PROGRAMMING NATURAL KILLER CELL FUNCTION THROUGH ORGANELLE COMMUNICATION

Natural killer (NK) cells play a crucial role in responding to virus-infected or transformed cells. Their ability to kill target cells hinges on a process known as NK cell education, where they calibrate against self-MHC. Intriguingly, the strength of inhibitory signals during this education correlates with the NK cell's functional potential. Yet, how these inhibitory signals during education store functional potential remains unclear. Understanding this process is vital for developing NK-cell based therapies for infections, autoimmunity, and cancer. Our research has shown that inhibitory interactions in educated NK cells lead to an accumulation of dense-core secretory granules. This indicates a new concept in the functional regulation of NK cells. We aim to test the hypothesis that intracellular organelle communication is key to NK cell education. We've developed an imaging platform to study the biochemical pathways regulating the formation and fate of these granules in NK cells, and to explore their role as programmable signalling hubs in lymphocytes. Additionally, we've established a comprehensive single-cell RNA sequencing resource, identifying the regulatory gene network underpinning NK cell differentiation, especially in metabolism and cytotoxic functions. Using machine learning algorithms, particularly transfer learning, we've begun to unravel the dysregulation of NK cells in the tumor microenvironment. This research is poised to offer new insights into the biochemical and genetic pathways that adjust NK cells' intrinsic functional potential, paving the way for innovative cancer treatments based on modulating lymphocyte function.

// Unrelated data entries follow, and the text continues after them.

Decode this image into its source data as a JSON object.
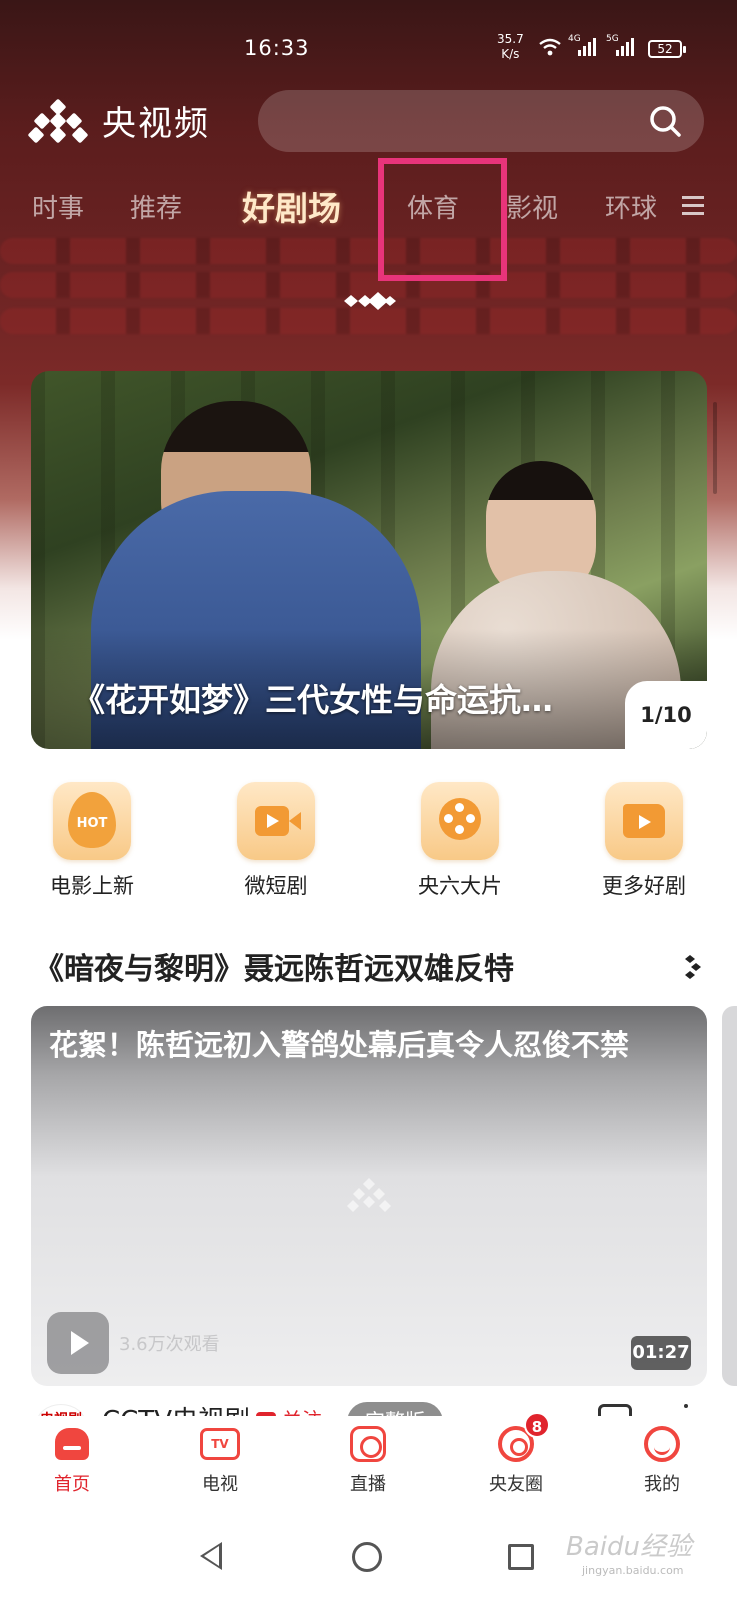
{
  "status_bar": {
    "time": "16:33",
    "speed_value": "35.7",
    "speed_unit": "K/s",
    "net_tag_1": "4G",
    "net_tag_2": "5G",
    "battery": "52"
  },
  "header": {
    "app_name": "央视频",
    "search_placeholder": ""
  },
  "tabs": [
    {
      "label": "时事"
    },
    {
      "label": "推荐"
    },
    {
      "label": "好剧场",
      "active": true
    },
    {
      "label": "体育",
      "highlighted": true
    },
    {
      "label": "影视"
    },
    {
      "label": "环球"
    }
  ],
  "banner": {
    "title": "《花开如梦》三代女性与命运抗…",
    "page_indicator": "1/10"
  },
  "quick_links": [
    {
      "label": "电影上新",
      "icon": "hot-icon",
      "icon_text": "HOT"
    },
    {
      "label": "微短剧",
      "icon": "video-camera-icon"
    },
    {
      "label": "央六大片",
      "icon": "film-reel-icon"
    },
    {
      "label": "更多好剧",
      "icon": "video-folder-icon"
    }
  ],
  "section": {
    "title": "《暗夜与黎明》聂远陈哲远双雄反特"
  },
  "video_card": {
    "title": "花絮！陈哲远初入警鸽处幕后真令人忍俊不禁",
    "views": "3.6万次观看",
    "duration": "01:27"
  },
  "channel": {
    "logo_text": "电视剧",
    "name": "CCTV电视剧",
    "follow_label": "关注",
    "tag": "完整版"
  },
  "bottom_nav": [
    {
      "label": "首页",
      "active": true
    },
    {
      "label": "电视",
      "icon_text": "TV"
    },
    {
      "label": "直播"
    },
    {
      "label": "央友圈",
      "badge": "8"
    },
    {
      "label": "我的"
    }
  ],
  "watermark": {
    "brand": "Baidu经验",
    "url": "jingyan.baidu.com"
  },
  "colors": {
    "accent_red": "#e0242d",
    "highlight_pink": "#e8347a",
    "icon_gold": "#f29a34"
  }
}
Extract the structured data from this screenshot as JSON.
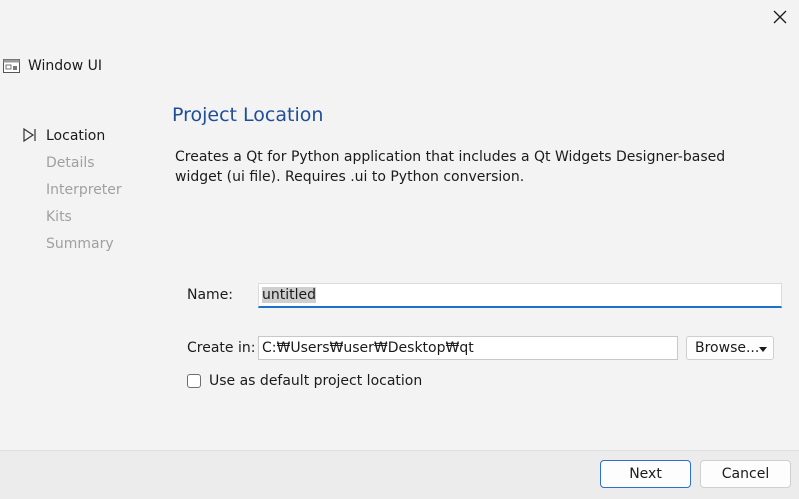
{
  "window": {
    "title": "Window UI",
    "icon": "window-app-icon",
    "close_icon": "close-icon"
  },
  "sidebar": {
    "items": [
      {
        "label": "Location",
        "active": true
      },
      {
        "label": "Details",
        "active": false
      },
      {
        "label": "Interpreter",
        "active": false
      },
      {
        "label": "Kits",
        "active": false
      },
      {
        "label": "Summary",
        "active": false
      }
    ],
    "active_icon": "play-outline-icon"
  },
  "page": {
    "title": "Project Location",
    "description": "Creates a Qt for Python application that includes a Qt Widgets Designer-based widget (ui file). Requires .ui to Python conversion."
  },
  "form": {
    "name_label": "Name:",
    "name_value": "untitled",
    "create_in_label": "Create in:",
    "create_in_value": "C:₩Users₩user₩Desktop₩qt",
    "browse_label": "Browse...",
    "default_location_label": "Use as default project location",
    "default_location_checked": false
  },
  "footer": {
    "next_label": "Next",
    "cancel_label": "Cancel"
  },
  "colors": {
    "accent": "#1f6fcf",
    "title": "#1f4e99",
    "disabled_text": "#a0a0a0"
  }
}
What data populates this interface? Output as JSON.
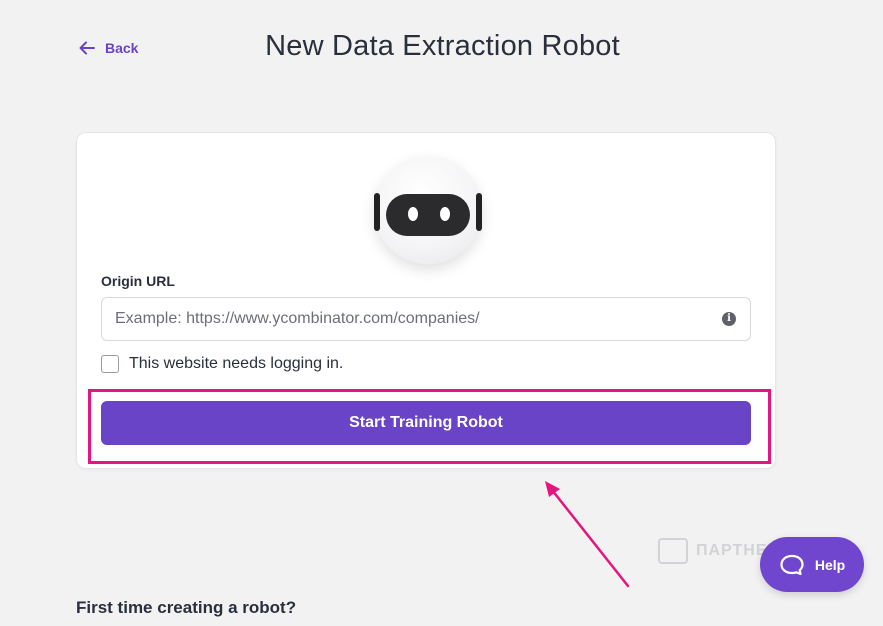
{
  "header": {
    "back_label": "Back",
    "title": "New Data Extraction Robot"
  },
  "form": {
    "origin_label": "Origin URL",
    "url_value": "",
    "url_placeholder": "Example: https://www.ycombinator.com/companies/",
    "login_checkbox_label": "This website needs logging in.",
    "login_checked": false,
    "start_button_label": "Start Training Robot"
  },
  "help": {
    "label": "Help"
  },
  "footer": {
    "first_time_heading": "First time creating a robot?"
  },
  "watermark": {
    "text": "ПАРТНЕРКИН"
  },
  "colors": {
    "accent": "#6a44c7",
    "highlight": "#e5157f",
    "background": "#f2f2f3"
  },
  "icons": {
    "back": "arrow-left-icon",
    "info": "info-icon",
    "help": "chat-bubble-icon",
    "robot": "robot-avatar-icon"
  }
}
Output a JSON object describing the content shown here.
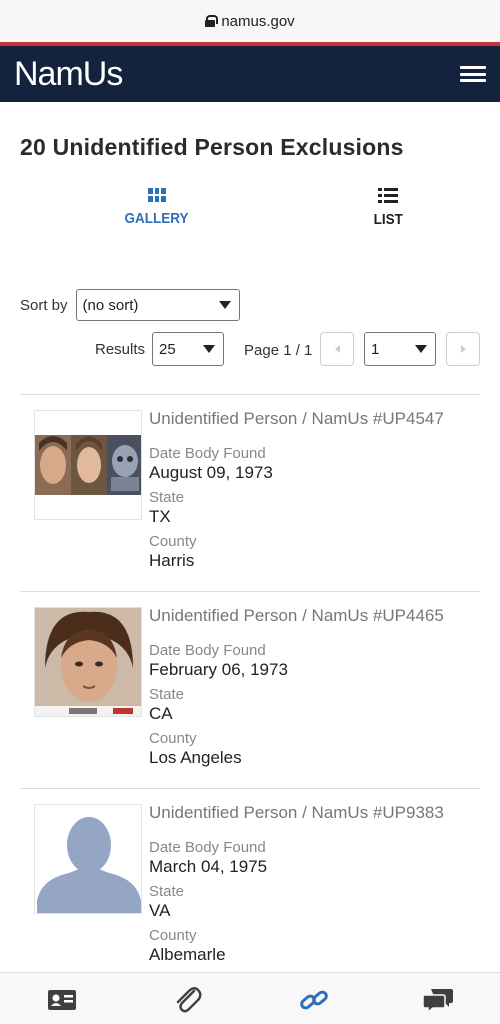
{
  "browser": {
    "url": "namus.gov"
  },
  "nav": {
    "logo": "NamUs"
  },
  "page": {
    "title": "20 Unidentified Person Exclusions"
  },
  "view_toggle": {
    "gallery_label": "GALLERY",
    "list_label": "LIST",
    "active": "gallery"
  },
  "sort": {
    "label": "Sort by",
    "value": "(no sort)"
  },
  "paging": {
    "results_label": "Results",
    "results_value": "25",
    "page_label": "Page 1 / 1",
    "page_value": "1"
  },
  "cases": [
    {
      "title": "Unidentified Person / NamUs #UP4547",
      "date_label": "Date Body Found",
      "date": "August 09, 1973",
      "state_label": "State",
      "state": "TX",
      "county_label": "County",
      "county": "Harris"
    },
    {
      "title": "Unidentified Person / NamUs #UP4465",
      "date_label": "Date Body Found",
      "date": "February 06, 1973",
      "state_label": "State",
      "state": "CA",
      "county_label": "County",
      "county": "Los Angeles"
    },
    {
      "title": "Unidentified Person / NamUs #UP9383",
      "date_label": "Date Body Found",
      "date": "March 04, 1975",
      "state_label": "State",
      "state": "VA",
      "county_label": "County",
      "county": "Albemarle"
    }
  ],
  "bottom_tabs": [
    "id-card-icon",
    "paperclip-icon",
    "link-icon",
    "chat-icon"
  ],
  "colors": {
    "navbar": "#13233d",
    "accent_red": "#c8323c",
    "active_blue": "#2f6fba"
  }
}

Natural killer (NK) cells are key cellular components of the innate immune system and achieve specificity through unique combinations of germ-line encoded receptors. These receptors are critical for the calibration of functional potential in NK cells through a process termed education. NK cell education is conserved across different species and is essential for the maintenance of self-tolerance and the ability to recognise tumour and virally infected cells. However, the molecular mechanisms connecting homeostatic surface receptor signalling to an NK cell?s intrinsic functional potential have remained a key knowledge gap. We have recently shown that inhibitory interactions lead to an accumulation of dense-core secretory granules in educated NK cells. Our findings allow us to explore a fundamentally new concept concerning the functional regulation of NK cells through dynamic changes to the morphology of the acidic compartment. We propose an essential role for secretory granules acting as a signalling organelle in NK cells. We will use a combination of pioneering technologies, including single-cell transcriptional and functional analysis, imaging, subcellular proteomics, mass cytometry and small-molecule screening to: i) Delineate the genetic and biochemical pathways that regulate the formation and fate of dense-core secretory granules in NK cells. ii) Decipher the molecular basis for intracellular communication between organelles and its role in regulating functional potential in NK cells. iii) Explore the utility of the secretory granule as a programmable signalling hub in lymphocytes. Collectively, these complementary approaches will open a completely new research direction and shed light on the utility of the secretory granule as a programmable organelle. Our studies will provide critical information concerning the inner workings of NK cell education and pave the way for new treatments in cancer and autoimmunity based on modulation of lymphocyte function.